24. Rindu
Aurel harap, ia tidak sedang merindukan seseorang secara sepihak.
.
.
.
Sudah berapa lama ia tidak berbicara pada laki-laki itu?
Jangan dihitung. Semakin jarinya banyak tertekuk karena menghitung, semakin banyak juga rasa sedihnya akan menguar. Aurel tidak ingin menangis. Ia sedang mencoba untuk melawan rasa lemah yang ada di dalam dirinya sendiri. Sekali lagi, ia tidak ingin menangis karena itu hanya akan membuatnya terlihat semakin lemah.
Kalau menangis karena merindukan seseorang itu terlihat lemah, apakah berlaku juga untuk seseorang yang mengubah jalur pergi ke bukit? Aurel ingin mengeluhkan kakinya yang lebih sering pegal karena selama sekitar satu minggu lebih ia telah mengambil jalur lain untuk pergi ke bukit daripada lewat depan halaman rumah Felis. Dan sekarang daripada melompat-lompat untuk menangkap kunang-kunang, Aurel lebih sibuk memukuli pahanya sendiri yang terasa pegal.
Lewat depan rumah Felis? Aurel tidak yakin Felis tidak akan menemukannya. Baiklah, ditemukan mungkin masih lumayan.
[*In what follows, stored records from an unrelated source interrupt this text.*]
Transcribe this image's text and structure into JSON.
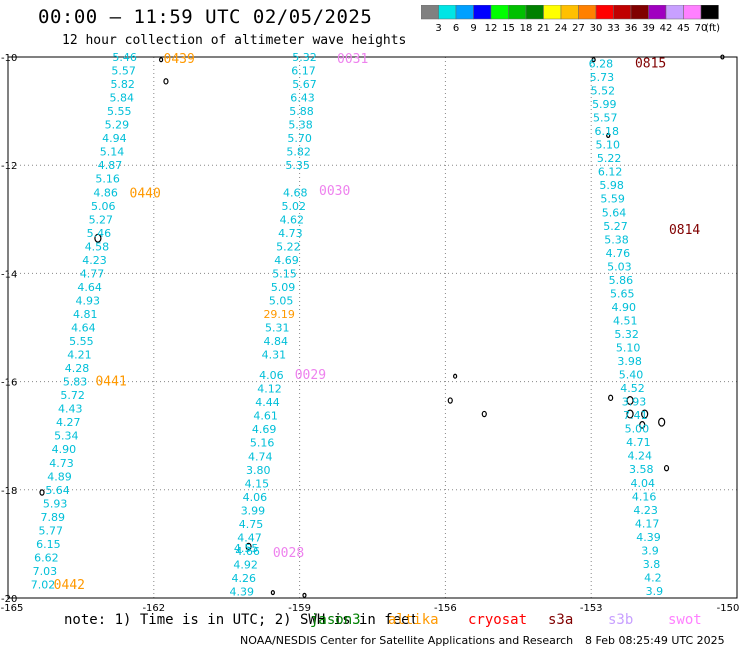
{
  "header": {
    "title": "00:00 – 11:59 UTC 02/05/2025",
    "subtitle": "12 hour collection of altimeter wave heights"
  },
  "legend": {
    "labels": [
      "3",
      "6",
      "9",
      "12",
      "15",
      "18",
      "21",
      "24",
      "27",
      "30",
      "33",
      "36",
      "39",
      "42",
      "45",
      "70"
    ],
    "unit": "(ft)",
    "colors": [
      "#808080",
      "#00e5e5",
      "#00a0ff",
      "#0000ff",
      "#00ff00",
      "#00c000",
      "#008000",
      "#ffff00",
      "#ffc000",
      "#ff8000",
      "#ff0000",
      "#c00000",
      "#800000",
      "#a000c0",
      "#c8a0ff",
      "#ff80ff",
      "#000000"
    ]
  },
  "map": {
    "lon_ticks": [
      "-165",
      "-162",
      "-159",
      "-156",
      "-153",
      "-150"
    ],
    "lat_ticks": [
      "-10",
      "-12",
      "-14",
      "-16",
      "-18",
      "-20"
    ]
  },
  "tracks": [
    {
      "name": "track-0439",
      "label": "0439",
      "color": "#ff9900",
      "label_pos": [
        -161.8,
        -10.02
      ],
      "points": [
        [
          -162.6,
          -10.0,
          "5.46"
        ],
        [
          -162.62,
          -10.25,
          "5.57"
        ],
        [
          -162.64,
          -10.5,
          "5.82"
        ],
        [
          -162.66,
          -10.75,
          "5.84"
        ],
        [
          -162.71,
          -11.0,
          "5.55"
        ],
        [
          -162.76,
          -11.25,
          "5.29"
        ],
        [
          -162.81,
          -11.5,
          "4.94"
        ],
        [
          -162.86,
          -11.75,
          "5.14"
        ],
        [
          -162.9,
          -12.0,
          "4.87"
        ],
        [
          -162.95,
          -12.25,
          "5.16"
        ],
        [
          -162.99,
          -12.5,
          "4.86"
        ]
      ]
    },
    {
      "name": "track-0440",
      "label": "0440",
      "color": "#ff9900",
      "label_pos": [
        -162.5,
        -12.5
      ],
      "points": [
        [
          -163.04,
          -12.75,
          "5.06"
        ],
        [
          -163.09,
          -13.0,
          "5.27"
        ],
        [
          -163.13,
          -13.25,
          "5.46"
        ],
        [
          -163.17,
          -13.5,
          "4.58"
        ],
        [
          -163.22,
          -13.75,
          "4.23"
        ],
        [
          -163.27,
          -14.0,
          "4.77"
        ],
        [
          -163.32,
          -14.25,
          "4.64"
        ],
        [
          -163.36,
          -14.5,
          "4.93"
        ],
        [
          -163.41,
          -14.75,
          "4.81"
        ],
        [
          -163.45,
          -15.0,
          "4.64"
        ],
        [
          -163.49,
          -15.25,
          "5.55"
        ],
        [
          -163.53,
          -15.5,
          "4.21"
        ],
        [
          -163.58,
          -15.75,
          "4.28"
        ],
        [
          -163.62,
          -16.0,
          "5.83"
        ]
      ]
    },
    {
      "name": "track-0441",
      "label": "0441",
      "color": "#ff9900",
      "label_pos": [
        -163.2,
        -15.98
      ],
      "points": [
        [
          -163.67,
          -16.25,
          "5.72"
        ],
        [
          -163.72,
          -16.5,
          "4.43"
        ],
        [
          -163.76,
          -16.75,
          "4.27"
        ],
        [
          -163.8,
          -17.0,
          "5.34"
        ],
        [
          -163.85,
          -17.25,
          "4.90"
        ],
        [
          -163.9,
          -17.5,
          "4.73"
        ],
        [
          -163.94,
          -17.75,
          "4.89"
        ],
        [
          -163.98,
          -18.0,
          "5.64"
        ],
        [
          -164.03,
          -18.25,
          "5.93"
        ],
        [
          -164.08,
          -18.5,
          "7.89"
        ],
        [
          -164.12,
          -18.75,
          "5.77"
        ],
        [
          -164.17,
          -19.0,
          "6.15"
        ],
        [
          -164.21,
          -19.25,
          "6.62"
        ],
        [
          -164.24,
          -19.5,
          "7.03"
        ],
        [
          -164.28,
          -19.75,
          "7.02"
        ]
      ]
    },
    {
      "name": "track-0442",
      "label": "0442",
      "color": "#ff9900",
      "label_pos": [
        -164.06,
        -19.74
      ],
      "points": []
    },
    {
      "name": "track-0031",
      "label": "0031",
      "color": "#ee82ee",
      "label_pos": [
        -158.23,
        -10.02
      ],
      "points": [
        [
          -158.9,
          -10.0,
          "5.32"
        ],
        [
          -158.92,
          -10.25,
          "6.17"
        ],
        [
          -158.9,
          -10.5,
          "5.67"
        ],
        [
          -158.94,
          -10.75,
          "6.43"
        ],
        [
          -158.96,
          -11.0,
          "5.88"
        ],
        [
          -158.98,
          -11.25,
          "5.38"
        ],
        [
          -159.0,
          -11.5,
          "5.70"
        ],
        [
          -159.02,
          -11.75,
          "5.82"
        ],
        [
          -159.04,
          -12.0,
          "5.35"
        ]
      ]
    },
    {
      "name": "track-0030",
      "label": "0030",
      "color": "#ee82ee",
      "label_pos": [
        -158.6,
        -12.46
      ],
      "points": [
        [
          -159.09,
          -12.5,
          "4.68"
        ],
        [
          -159.12,
          -12.75,
          "5.02"
        ],
        [
          -159.16,
          -13.0,
          "4.62"
        ],
        [
          -159.19,
          -13.25,
          "4.73"
        ],
        [
          -159.23,
          -13.5,
          "5.22"
        ],
        [
          -159.27,
          -13.75,
          "4.69"
        ],
        [
          -159.31,
          -14.0,
          "5.15"
        ],
        [
          -159.34,
          -14.25,
          "5.09"
        ],
        [
          -159.38,
          -14.5,
          "5.05"
        ],
        [
          -159.42,
          -14.75,
          "29.19"
        ],
        [
          -159.46,
          -15.0,
          "5.31"
        ],
        [
          -159.49,
          -15.25,
          "4.84"
        ],
        [
          -159.53,
          -15.5,
          "4.31"
        ]
      ]
    },
    {
      "name": "track-0029",
      "label": "0029",
      "color": "#ee82ee",
      "label_pos": [
        -159.1,
        -15.86
      ],
      "points": [
        [
          -159.58,
          -15.88,
          "4.06"
        ],
        [
          -159.62,
          -16.13,
          "4.12"
        ],
        [
          -159.66,
          -16.38,
          "4.44"
        ],
        [
          -159.7,
          -16.63,
          "4.61"
        ],
        [
          -159.73,
          -16.88,
          "4.69"
        ],
        [
          -159.77,
          -17.13,
          "5.16"
        ],
        [
          -159.81,
          -17.38,
          "4.74"
        ],
        [
          -159.85,
          -17.63,
          "3.80"
        ],
        [
          -159.88,
          -17.88,
          "4.15"
        ],
        [
          -159.92,
          -18.13,
          "4.06"
        ],
        [
          -159.96,
          -18.38,
          "3.99"
        ],
        [
          -160.0,
          -18.63,
          "4.75"
        ],
        [
          -160.03,
          -18.88,
          "4.47"
        ],
        [
          -160.07,
          -19.13,
          "4.66"
        ],
        [
          -160.11,
          -19.38,
          "4.92"
        ],
        [
          -160.15,
          -19.63,
          "4.26"
        ],
        [
          -160.19,
          -19.88,
          "4.39"
        ]
      ]
    },
    {
      "name": "track-0028",
      "label": "0028",
      "color": "#ee82ee",
      "label_pos": [
        -159.55,
        -19.15
      ],
      "points": [
        [
          -160.1,
          -19.08,
          "4.55"
        ]
      ]
    },
    {
      "name": "track-0815",
      "label": "0815",
      "color": "#800000",
      "label_pos": [
        -152.1,
        -10.1
      ],
      "points": [
        [
          -152.8,
          -10.12,
          "6.28"
        ],
        [
          -152.78,
          -10.37,
          "5.73"
        ],
        [
          -152.76,
          -10.62,
          "5.52"
        ],
        [
          -152.73,
          -10.87,
          "5.99"
        ],
        [
          -152.71,
          -11.12,
          "5.57"
        ],
        [
          -152.68,
          -11.37,
          "6.18"
        ],
        [
          -152.66,
          -11.62,
          "5.10"
        ],
        [
          -152.63,
          -11.87,
          "5.22"
        ],
        [
          -152.61,
          -12.12,
          "6.12"
        ],
        [
          -152.58,
          -12.37,
          "5.98"
        ],
        [
          -152.56,
          -12.62,
          "5.59"
        ],
        [
          -152.53,
          -12.87,
          "5.64"
        ]
      ]
    },
    {
      "name": "track-0814",
      "label": "0814",
      "color": "#800000",
      "label_pos": [
        -151.4,
        -13.18
      ],
      "points": [
        [
          -152.5,
          -13.12,
          "5.27"
        ],
        [
          -152.48,
          -13.37,
          "5.38"
        ],
        [
          -152.45,
          -13.62,
          "4.76"
        ],
        [
          -152.42,
          -13.87,
          "5.03"
        ],
        [
          -152.39,
          -14.12,
          "5.86"
        ],
        [
          -152.36,
          -14.37,
          "5.65"
        ],
        [
          -152.33,
          -14.62,
          "4.90"
        ],
        [
          -152.3,
          -14.87,
          "4.51"
        ],
        [
          -152.27,
          -15.12,
          "5.32"
        ],
        [
          -152.24,
          -15.37,
          "5.10"
        ],
        [
          -152.21,
          -15.62,
          "3.98"
        ],
        [
          -152.18,
          -15.87,
          "5.40"
        ],
        [
          -152.15,
          -16.12,
          "4.52"
        ],
        [
          -152.12,
          -16.37,
          "3.93"
        ],
        [
          -152.09,
          -16.62,
          "7.41"
        ],
        [
          -152.06,
          -16.87,
          "5.00"
        ],
        [
          -152.03,
          -17.12,
          "4.71"
        ],
        [
          -152.0,
          -17.37,
          "4.24"
        ],
        [
          -151.97,
          -17.62,
          "3.58"
        ],
        [
          -151.94,
          -17.87,
          "4.04"
        ],
        [
          -151.91,
          -18.12,
          "4.16"
        ],
        [
          -151.88,
          -18.37,
          "4.23"
        ],
        [
          -151.85,
          -18.62,
          "4.17"
        ],
        [
          -151.82,
          -18.87,
          "4.39"
        ],
        [
          -151.79,
          -19.12,
          "3.9"
        ],
        [
          -151.76,
          -19.37,
          "3.8"
        ],
        [
          -151.73,
          -19.62,
          "4.2"
        ],
        [
          -151.7,
          -19.87,
          "3.9"
        ]
      ]
    }
  ],
  "note": {
    "prefix": "note: 1) Time is in UTC; 2) SWH is in feet",
    "satellites": [
      {
        "name": "jason3",
        "label": "jason3",
        "color": "#008000"
      },
      {
        "name": "altika",
        "label": "altika",
        "color": "#ff9900"
      },
      {
        "name": "cryosat",
        "label": "cryosat",
        "color": "#ff0000"
      },
      {
        "name": "s3a",
        "label": "s3a",
        "color": "#800000"
      },
      {
        "name": "s3b",
        "label": "s3b",
        "color": "#c8a0ff"
      },
      {
        "name": "swot",
        "label": "swot",
        "color": "#ff80ff"
      }
    ]
  },
  "footer": {
    "credit": "NOAA/NESDIS Center for Satellite Applications and Research",
    "timestamp": "8 Feb 08:25:49 UTC 2025"
  },
  "track_point_color": "#00bfd8"
}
Bagaimana kalau Felis tahu ia lewat tetapi tidak menghampirinya karena terlalu sibuk dengan teman-temannya? Waktu itu saja Felis lupa pada dirinya. Setelah ia berbalik meninggalkan Felis, Aurel tidak pernah menyangka kalau Felis seketika melupakannya. Sampai sekarang laki-laki itu tak kunjung datang menemuinya lagi.
"Berharap apa, memang?" Aurel mendengkus. Ia geli dengan pemikirannya sendiri. Lebih baik punya cita-cita pergi ke bulan. Memikirkan Felis akan menemuinya lagi... Aurel seketika merasa tidak punya harga diri. "Nggak mau berharap seperti itu."
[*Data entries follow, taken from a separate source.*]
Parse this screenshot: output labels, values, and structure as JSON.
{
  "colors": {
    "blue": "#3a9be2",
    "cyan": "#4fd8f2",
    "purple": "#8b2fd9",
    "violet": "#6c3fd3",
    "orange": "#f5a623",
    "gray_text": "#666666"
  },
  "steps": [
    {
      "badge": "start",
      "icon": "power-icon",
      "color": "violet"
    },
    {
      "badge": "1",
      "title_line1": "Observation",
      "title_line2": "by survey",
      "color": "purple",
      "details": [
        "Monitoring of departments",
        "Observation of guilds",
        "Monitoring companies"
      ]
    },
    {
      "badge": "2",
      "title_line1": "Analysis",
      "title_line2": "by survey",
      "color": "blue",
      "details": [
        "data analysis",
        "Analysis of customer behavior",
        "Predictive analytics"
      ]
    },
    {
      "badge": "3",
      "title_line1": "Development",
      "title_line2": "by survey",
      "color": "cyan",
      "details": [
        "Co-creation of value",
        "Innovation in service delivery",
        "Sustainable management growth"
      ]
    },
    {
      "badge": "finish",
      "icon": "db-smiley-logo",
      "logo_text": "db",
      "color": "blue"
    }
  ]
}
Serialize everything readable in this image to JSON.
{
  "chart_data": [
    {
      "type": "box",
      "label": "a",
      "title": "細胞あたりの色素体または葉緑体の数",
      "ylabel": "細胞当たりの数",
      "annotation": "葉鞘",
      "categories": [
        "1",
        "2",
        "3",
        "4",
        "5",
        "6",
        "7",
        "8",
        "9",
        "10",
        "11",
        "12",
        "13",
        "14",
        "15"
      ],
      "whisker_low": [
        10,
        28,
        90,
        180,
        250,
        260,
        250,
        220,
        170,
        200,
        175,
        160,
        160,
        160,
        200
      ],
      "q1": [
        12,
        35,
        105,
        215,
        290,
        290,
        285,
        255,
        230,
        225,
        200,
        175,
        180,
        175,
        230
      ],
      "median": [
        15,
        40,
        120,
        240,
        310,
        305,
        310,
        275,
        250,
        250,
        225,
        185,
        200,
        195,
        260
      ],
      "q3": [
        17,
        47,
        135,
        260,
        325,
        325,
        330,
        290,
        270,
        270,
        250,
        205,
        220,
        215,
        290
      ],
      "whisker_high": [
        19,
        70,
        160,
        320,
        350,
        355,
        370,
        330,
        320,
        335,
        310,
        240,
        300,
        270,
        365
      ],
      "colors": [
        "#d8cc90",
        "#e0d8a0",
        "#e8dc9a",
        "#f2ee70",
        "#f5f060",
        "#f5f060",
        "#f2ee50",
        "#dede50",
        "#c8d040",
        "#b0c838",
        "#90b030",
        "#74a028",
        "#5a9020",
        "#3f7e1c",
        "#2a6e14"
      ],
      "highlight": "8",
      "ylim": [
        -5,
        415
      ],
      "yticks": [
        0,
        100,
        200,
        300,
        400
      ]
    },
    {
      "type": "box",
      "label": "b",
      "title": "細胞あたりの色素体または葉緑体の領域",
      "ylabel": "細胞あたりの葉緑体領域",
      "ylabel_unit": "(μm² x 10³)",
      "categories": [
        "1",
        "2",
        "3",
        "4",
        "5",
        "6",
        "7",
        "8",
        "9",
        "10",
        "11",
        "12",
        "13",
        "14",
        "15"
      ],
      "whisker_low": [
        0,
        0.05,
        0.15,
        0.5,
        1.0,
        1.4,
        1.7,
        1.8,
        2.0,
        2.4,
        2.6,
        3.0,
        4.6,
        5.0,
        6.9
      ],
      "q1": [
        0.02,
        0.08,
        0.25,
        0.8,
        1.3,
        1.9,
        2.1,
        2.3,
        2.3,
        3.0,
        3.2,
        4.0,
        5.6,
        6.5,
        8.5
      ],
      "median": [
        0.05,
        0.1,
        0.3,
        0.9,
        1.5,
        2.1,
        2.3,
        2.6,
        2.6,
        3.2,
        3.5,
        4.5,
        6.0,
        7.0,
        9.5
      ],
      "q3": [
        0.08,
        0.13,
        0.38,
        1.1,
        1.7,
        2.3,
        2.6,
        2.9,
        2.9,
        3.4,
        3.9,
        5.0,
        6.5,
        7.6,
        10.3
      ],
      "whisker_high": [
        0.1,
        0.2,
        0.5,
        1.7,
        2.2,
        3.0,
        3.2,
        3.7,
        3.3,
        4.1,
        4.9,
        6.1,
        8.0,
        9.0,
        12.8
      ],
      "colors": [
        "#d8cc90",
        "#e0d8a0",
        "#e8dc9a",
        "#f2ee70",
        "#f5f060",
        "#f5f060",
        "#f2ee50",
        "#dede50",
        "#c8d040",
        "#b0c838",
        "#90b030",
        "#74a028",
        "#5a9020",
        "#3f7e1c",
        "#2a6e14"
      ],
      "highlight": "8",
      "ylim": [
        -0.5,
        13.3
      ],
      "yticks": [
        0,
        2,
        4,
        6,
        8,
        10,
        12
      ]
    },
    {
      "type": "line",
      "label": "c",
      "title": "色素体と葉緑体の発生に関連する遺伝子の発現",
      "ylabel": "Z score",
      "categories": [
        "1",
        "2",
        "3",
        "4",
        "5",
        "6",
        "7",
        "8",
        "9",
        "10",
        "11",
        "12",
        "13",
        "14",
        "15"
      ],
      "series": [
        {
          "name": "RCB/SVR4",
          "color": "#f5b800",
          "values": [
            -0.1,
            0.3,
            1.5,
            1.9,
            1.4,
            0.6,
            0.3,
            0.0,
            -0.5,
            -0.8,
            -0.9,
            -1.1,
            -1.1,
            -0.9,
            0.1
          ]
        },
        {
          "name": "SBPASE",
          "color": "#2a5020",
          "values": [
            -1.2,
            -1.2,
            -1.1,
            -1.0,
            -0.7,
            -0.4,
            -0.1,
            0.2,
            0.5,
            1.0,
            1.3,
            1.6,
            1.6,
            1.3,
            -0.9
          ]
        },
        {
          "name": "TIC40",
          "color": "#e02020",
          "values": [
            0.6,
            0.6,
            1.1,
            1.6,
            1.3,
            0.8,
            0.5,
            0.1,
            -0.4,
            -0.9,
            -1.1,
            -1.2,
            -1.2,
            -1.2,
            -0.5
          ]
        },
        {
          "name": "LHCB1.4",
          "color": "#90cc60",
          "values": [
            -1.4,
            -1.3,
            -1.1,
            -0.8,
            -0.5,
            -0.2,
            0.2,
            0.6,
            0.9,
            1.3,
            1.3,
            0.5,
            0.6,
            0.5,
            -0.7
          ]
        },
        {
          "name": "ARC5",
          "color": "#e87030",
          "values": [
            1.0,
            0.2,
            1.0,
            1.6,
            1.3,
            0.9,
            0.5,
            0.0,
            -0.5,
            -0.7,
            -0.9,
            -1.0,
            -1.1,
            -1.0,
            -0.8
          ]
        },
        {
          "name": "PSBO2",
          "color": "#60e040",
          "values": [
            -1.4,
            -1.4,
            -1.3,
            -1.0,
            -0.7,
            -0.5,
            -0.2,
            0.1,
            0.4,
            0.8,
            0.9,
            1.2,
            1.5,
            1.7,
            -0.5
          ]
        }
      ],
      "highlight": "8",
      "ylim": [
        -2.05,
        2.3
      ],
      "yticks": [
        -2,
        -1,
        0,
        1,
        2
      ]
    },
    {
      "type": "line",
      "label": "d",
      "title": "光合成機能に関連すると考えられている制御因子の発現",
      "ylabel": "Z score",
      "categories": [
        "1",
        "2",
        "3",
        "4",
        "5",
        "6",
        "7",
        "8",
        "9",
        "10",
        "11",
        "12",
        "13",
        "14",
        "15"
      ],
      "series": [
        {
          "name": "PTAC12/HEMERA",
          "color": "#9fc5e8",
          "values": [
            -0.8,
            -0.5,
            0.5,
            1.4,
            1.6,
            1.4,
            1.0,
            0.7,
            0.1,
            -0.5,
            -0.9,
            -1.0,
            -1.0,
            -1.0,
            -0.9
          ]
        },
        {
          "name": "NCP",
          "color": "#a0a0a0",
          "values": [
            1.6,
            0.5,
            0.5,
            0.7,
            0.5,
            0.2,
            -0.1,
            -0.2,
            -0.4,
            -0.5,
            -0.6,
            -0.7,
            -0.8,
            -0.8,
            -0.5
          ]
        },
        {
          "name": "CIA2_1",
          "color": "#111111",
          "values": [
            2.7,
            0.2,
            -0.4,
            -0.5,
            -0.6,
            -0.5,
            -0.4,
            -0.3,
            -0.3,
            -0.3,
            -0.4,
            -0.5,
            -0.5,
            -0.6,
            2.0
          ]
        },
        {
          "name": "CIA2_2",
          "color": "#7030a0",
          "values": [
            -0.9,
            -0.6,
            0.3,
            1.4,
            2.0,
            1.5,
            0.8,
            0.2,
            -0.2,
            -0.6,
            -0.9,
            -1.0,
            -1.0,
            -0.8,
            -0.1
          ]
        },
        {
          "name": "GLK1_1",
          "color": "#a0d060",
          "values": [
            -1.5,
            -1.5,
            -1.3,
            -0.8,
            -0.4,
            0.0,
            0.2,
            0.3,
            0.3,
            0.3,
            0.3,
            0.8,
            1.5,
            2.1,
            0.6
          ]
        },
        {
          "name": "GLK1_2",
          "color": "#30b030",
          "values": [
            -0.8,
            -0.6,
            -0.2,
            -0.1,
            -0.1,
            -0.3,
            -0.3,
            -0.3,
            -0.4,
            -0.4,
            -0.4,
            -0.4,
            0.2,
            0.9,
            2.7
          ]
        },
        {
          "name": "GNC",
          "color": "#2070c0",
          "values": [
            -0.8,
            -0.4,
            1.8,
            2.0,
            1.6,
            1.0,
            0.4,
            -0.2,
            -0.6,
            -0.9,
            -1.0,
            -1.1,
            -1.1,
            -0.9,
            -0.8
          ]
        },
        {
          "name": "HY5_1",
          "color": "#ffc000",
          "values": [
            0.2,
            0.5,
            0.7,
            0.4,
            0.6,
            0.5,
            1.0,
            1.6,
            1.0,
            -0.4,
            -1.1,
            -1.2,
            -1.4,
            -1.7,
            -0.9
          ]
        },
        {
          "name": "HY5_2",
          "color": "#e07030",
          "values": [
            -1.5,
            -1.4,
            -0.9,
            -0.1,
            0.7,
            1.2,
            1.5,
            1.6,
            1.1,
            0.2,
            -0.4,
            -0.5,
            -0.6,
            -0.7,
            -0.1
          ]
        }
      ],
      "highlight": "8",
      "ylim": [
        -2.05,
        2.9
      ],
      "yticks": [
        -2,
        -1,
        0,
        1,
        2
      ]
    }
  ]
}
Sembari terus memukul-mukuli paha, gadis itu memutarkan pandangannya ke segala arah. Tatapannya menjadi sendu dalam sepersekian detik. Ia seharusnya cemberut, tetapi ia malah tersenyum. Senyum yang terkesan dipaksakakan. Senyum yang membuat orang-orang akan melihat dengan iba.
Gadis itu lalu memejamkan mata. Senyumnya semakin lebar saat pikirannya melayang-layang membuat skenario sendiri. Setelah yakin, ia membuka mata dan menoleh ke samping kanan. Ia melihat sosok Felis duduk di sebelahnya, meski tubuh laki-laki itu terlihat transparan.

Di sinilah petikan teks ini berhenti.